High performance computing for CFD
HIGH PERFORMANCE COMPUTING FOR CFD
Computational fluid dynamics is a exponentially growing domain in the field of applied sciences. Experimental and analytical methods can only solve relatively simple problems. For instance, analytical methods are actually applied only to 1-dimensional and 2-dimensional problems, whereas experimental methods need lot of time and resources and there are feasibility issues. With the advent of numerical methods like CFD, complex problems were solved in a much shorter time. Thus making CFD very popular tool for solving industrial flow problems.
Power of HPC:
Nowadays, most of the systems have amazing computational speed which is of the order of 10 to the power of 12 floating points per second. There are two types of architectures available with respect to high performance computers. They are vector and symmetric multiprocessing architecture. Since the multiprocessing architecture is cost effective compared to its counterpart it has captured the industry. For instance, if there is a system which has three governing variables which are three dimensional and has one million mesh cells then we need to process nine million cell information per iteration. Parallel platforms and large number of cores have made it possible to solve such a demanding problem within a matter of hours. In commercial solvers the mesh is divided into as many segments as the number of cores (by default), so each core solves one segment. The user may increase the number of segments solved by each block.
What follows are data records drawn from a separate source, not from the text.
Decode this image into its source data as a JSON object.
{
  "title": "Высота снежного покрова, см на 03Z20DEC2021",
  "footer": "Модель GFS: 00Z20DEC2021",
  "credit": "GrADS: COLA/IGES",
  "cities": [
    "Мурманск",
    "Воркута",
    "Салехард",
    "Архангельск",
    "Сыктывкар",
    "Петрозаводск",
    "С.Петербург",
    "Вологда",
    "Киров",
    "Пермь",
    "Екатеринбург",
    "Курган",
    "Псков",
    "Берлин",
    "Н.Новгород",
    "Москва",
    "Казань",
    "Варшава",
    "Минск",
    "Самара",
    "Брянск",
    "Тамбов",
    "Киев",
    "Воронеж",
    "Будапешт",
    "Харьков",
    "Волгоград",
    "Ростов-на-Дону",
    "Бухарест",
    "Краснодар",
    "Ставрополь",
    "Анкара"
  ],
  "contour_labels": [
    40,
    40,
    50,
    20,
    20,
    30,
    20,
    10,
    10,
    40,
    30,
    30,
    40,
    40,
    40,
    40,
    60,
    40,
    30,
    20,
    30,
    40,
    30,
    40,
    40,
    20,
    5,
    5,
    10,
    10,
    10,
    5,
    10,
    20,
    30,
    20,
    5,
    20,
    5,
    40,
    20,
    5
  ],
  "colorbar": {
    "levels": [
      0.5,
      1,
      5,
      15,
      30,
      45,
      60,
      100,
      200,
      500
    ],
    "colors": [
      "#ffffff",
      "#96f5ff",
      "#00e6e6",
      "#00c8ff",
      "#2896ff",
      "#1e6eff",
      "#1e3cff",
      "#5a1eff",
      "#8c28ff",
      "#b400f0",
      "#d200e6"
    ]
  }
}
If N cores are working in parallel, the time for sequential or single cores to run the same problem must be N multiplied by the time taken by each processing unit. Usually this process is challenged by several technical issues such as CPU cache communication, memory bandwidth, and network latency. Engineers and scientists are working hand in hand to overcome the above mentioned hurdles faced by a processor.
In a multiprocessing system because, each processor requires data that is in other domains, the exchange of data between processors or storage is a very critical factor which has to be considered. Explicit methods which are implemented in most of the solvers are relatively easier to parallelize whereas implicit methods are complicated.
Parallelization technique requires a lot of fine-grained communication and there are idle times at the beginning and end of each iteration; this reduces efficiency. So it takes a lot of research and effort in writing codes for solving complex problems.